# Having trouble plotting $y=\ln\left(T^{3/2}\right)$ and $y=\dfrac{1}{k_B T}$ on the same graph

Originally, I simply wanted a way to plot $$\ln(T^{3/2})$$ versus $$\dfrac{1}{k_B T}$$

In:=Plot[ln[T^{3/2}], 1/{1.38 10^{-23} T} {T, 0, 10}, PlotLabels -> "Expressions"] Thread::tdlen: Objects of unequal length in {{7.24638*10^22/T}} {T,0,10} cannot be combined. Plot::pllim: Range specification {T,0,10}/{1.38 10^{-23} T} is not of the form {x, xmin, xmax}. 
So, I’m trying to plot a graph of $$y=\ln(T^{3/2})$$ and $$y=\frac{1}{k_B T}$$, where $$k_B\approx 1.38 \times 10^{-23}$$ and is the Boltzmann constant. $$T$$ is the thermodynamic (absolute) temperature.

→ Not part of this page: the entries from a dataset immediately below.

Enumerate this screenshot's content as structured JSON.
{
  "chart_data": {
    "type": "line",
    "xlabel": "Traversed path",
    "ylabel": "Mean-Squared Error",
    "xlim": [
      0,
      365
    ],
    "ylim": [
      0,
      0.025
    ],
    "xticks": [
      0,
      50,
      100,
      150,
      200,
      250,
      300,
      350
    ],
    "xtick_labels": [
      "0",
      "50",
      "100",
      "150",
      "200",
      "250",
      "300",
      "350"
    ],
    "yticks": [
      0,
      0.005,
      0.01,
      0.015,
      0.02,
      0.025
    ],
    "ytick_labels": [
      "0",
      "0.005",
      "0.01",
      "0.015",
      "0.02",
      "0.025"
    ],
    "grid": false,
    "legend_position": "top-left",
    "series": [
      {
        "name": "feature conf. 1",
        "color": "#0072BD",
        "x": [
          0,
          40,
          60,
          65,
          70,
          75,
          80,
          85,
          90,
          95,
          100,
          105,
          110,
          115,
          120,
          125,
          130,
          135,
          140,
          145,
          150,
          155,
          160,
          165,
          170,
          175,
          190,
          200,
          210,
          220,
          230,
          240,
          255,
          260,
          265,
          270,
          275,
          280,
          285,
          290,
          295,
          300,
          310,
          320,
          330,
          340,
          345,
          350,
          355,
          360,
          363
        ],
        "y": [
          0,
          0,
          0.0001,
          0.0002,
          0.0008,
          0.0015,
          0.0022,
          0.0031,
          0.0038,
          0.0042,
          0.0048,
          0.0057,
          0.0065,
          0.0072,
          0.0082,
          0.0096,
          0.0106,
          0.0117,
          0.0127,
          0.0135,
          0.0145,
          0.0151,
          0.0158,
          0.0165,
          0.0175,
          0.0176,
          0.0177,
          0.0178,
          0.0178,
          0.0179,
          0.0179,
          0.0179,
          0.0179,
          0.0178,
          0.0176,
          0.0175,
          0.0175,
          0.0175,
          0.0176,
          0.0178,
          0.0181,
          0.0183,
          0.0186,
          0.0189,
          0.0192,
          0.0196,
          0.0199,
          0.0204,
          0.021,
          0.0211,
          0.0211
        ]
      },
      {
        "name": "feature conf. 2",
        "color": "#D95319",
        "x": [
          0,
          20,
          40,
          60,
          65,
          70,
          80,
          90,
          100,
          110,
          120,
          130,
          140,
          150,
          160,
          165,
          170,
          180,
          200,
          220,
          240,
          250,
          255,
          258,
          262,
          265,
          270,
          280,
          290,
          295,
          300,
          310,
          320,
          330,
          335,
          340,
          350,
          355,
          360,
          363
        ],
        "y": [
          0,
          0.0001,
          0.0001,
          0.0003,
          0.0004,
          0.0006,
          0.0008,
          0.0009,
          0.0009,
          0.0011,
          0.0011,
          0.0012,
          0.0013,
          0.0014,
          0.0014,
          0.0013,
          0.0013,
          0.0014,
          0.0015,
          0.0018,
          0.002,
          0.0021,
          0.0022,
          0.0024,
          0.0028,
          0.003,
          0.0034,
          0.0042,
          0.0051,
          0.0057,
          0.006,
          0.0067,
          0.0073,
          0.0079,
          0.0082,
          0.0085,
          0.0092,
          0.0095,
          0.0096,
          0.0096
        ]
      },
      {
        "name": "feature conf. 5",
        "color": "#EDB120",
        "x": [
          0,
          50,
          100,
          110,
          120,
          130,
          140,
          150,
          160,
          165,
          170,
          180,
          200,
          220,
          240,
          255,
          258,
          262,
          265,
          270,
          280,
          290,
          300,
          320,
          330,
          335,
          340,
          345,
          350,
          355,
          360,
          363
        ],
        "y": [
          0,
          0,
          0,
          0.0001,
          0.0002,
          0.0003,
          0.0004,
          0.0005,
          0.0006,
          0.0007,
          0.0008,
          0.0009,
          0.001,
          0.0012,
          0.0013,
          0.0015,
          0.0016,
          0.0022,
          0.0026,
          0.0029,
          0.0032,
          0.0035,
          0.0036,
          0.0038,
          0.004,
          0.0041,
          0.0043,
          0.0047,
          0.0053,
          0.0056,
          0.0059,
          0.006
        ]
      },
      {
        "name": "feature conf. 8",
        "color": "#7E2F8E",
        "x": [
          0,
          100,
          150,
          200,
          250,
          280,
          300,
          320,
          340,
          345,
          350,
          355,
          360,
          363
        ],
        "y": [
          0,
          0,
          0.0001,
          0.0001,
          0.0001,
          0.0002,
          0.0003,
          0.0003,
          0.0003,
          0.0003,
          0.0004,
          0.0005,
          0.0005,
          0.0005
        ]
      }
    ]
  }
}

In:= Plot[y = ln (T^{3/2}), y = frac {1} {1.38  10^{-23}  T}, {T, 0.0001, 1000}, {y, 0, 100000}  PlotLabels -> "Expressions"] Plot::nonopt: Options expected (instead of {y,0,100000} PlotLabels->Expressions)  beyond position 2 in Plot[y=ln T^{3/2},y=frac {1} {1.38 10^{-23} T}, {T,0.0001,1000},{y,0,100000} PlotLabels->Expressions].  An option must be a rule or a list of rules. Out=Plot[y = ln \!$$\*SuperscriptBox[\(T$$, $${\*FractionBox[\(3$$, $$2$$]}\)]\),  y = frac {1} {1.38 \!$$\*SuperscriptBox[\(10$$, $${\(-23$$}\)]\) T}, {T, 0.0001,    1000}, {y, 0, 100000} PlotLabels -> "Expressions"] 
I’m really stuck and don’t know what to do, I would prefer if the first method (by not letting $$y=…$$) would work but since it didn’t I tried the second way and that didn’t either.